The initial and final temperatures determine the flow of probability. The equilibrium distribution at a high temperature has much more probability mass at higher energy states than an equilibrium distribution at a low temperature, so if we start with a high temperature and quench to a low temperature, there will tend to be a flow of probability from high states to low states. The opposite will happen when we quench from a low to a high temperature. We use T = 1 as the low temperature, and T = 10 as the high temperature.
To ensure that each perturbing potential, U(x), actually increase or decrease predictability/retrodictability (depending on whether we add or subtract it from V(x)), we calculate the “Δ%” for retrodiction and prediction: the percent difference in how often we can correctly guess the initial or final state, upon perturbing the system. The performance is obtained similarly to that in Fig. 4 (cf. Methods section). The perturbation potential is normalized to up(x) = U(x)/∥U∥ so that the L2 norm of up(x) is 1, and the strength, λ, with which up is applied is varied so that the total potential is V(x) + λup(x).

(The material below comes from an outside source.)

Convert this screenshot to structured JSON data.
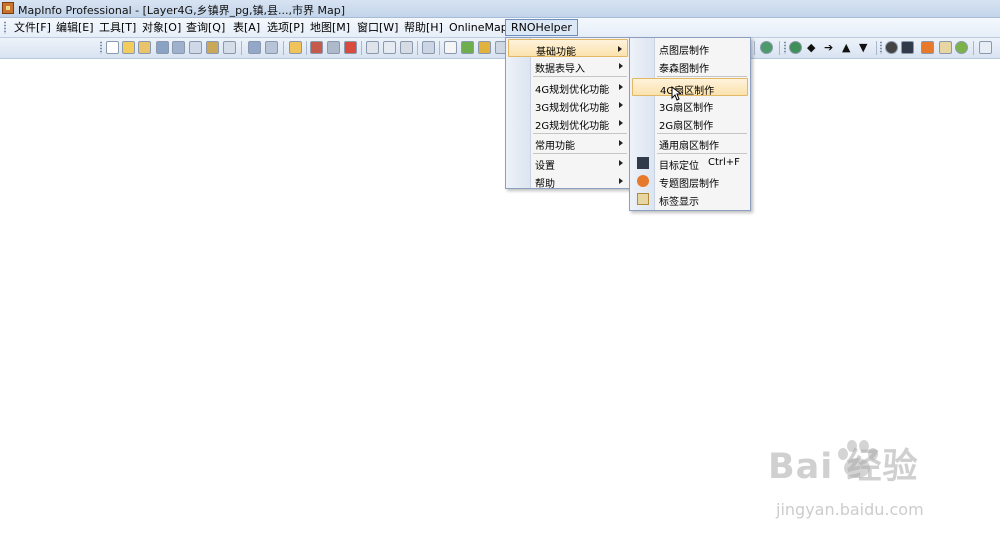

Figure 5 shows some extremizing potentials for a system that was at one temperature, and is then suddenly quenched to a different temperature. Figure 5a shows optimal potentials for a system quenched from a high temperature to a low temperature while optimizing 〈SR〉 for t = 1, 3, and 5 time steps. Figure 5b, c shows the change in inference success as the potential is applied at varying strengths, λ. Figure 5d–f shows the same quantities (extremizing potential and change in inference) for a system at a low temperature quenched to a high temperature, while optimizing 〈SR〉. This potential is also optimal for 〈ST〉. Finally, Fig. 5g–i shows a high temperature system quenched to a low temperature while optimizing 〈ST〉.
To quantify how significantly the perturbations change the quantum system, we keep track of the L1 difference in eigenvalue spacing, i.e., \({\cal{S}} \equiv \mathop {\sum}\limits_{k = 1}^{30} {|E_k^\prime - E_{k - 1}^\prime - \hbar \omega |}\). The largest values \({\cal{S}}\) achieves for any potential and applied strength shown in Fig. 5 is ~1.2. In other words, we can get few percent change in success rate by introducing a change to all energy levels that amounts to one level spacing. Note that this is a single step perturbation along a single direction, rather than an iterated one.
This example illustrates how to combine real, physical, continuous quantities, such as perturbation potentials, with the more abstract formalism of evaluating the entropy of Markov transition matrices with discrete states. The general procedure we outlined in this section can also be applied to other thermal systems, quantum or otherwise.
Discussion
We developed a formalism to describe exactly how predictability and retrodictability changes in response to small changes in a transition matrix, and used it to descend entropy landscapes to optimally improve the accuracy with which the past or future of a stochastic system can be inferred. Our main results are the equations relating perturbations of Markov processes to the change in average entropy and retrodiction entropy of the system, Eqs. (4), (7), and (9).
We specifically focused on Markov processes, not only because it yields to mathematical analysis, but also because many important processes in physical, biological and social sciences are Markovian. That being said, the general principle outlined here can also be used in systems with memory, or in other inference problems such as the determination of unknown boundary conditions, system parameters, or driving forces.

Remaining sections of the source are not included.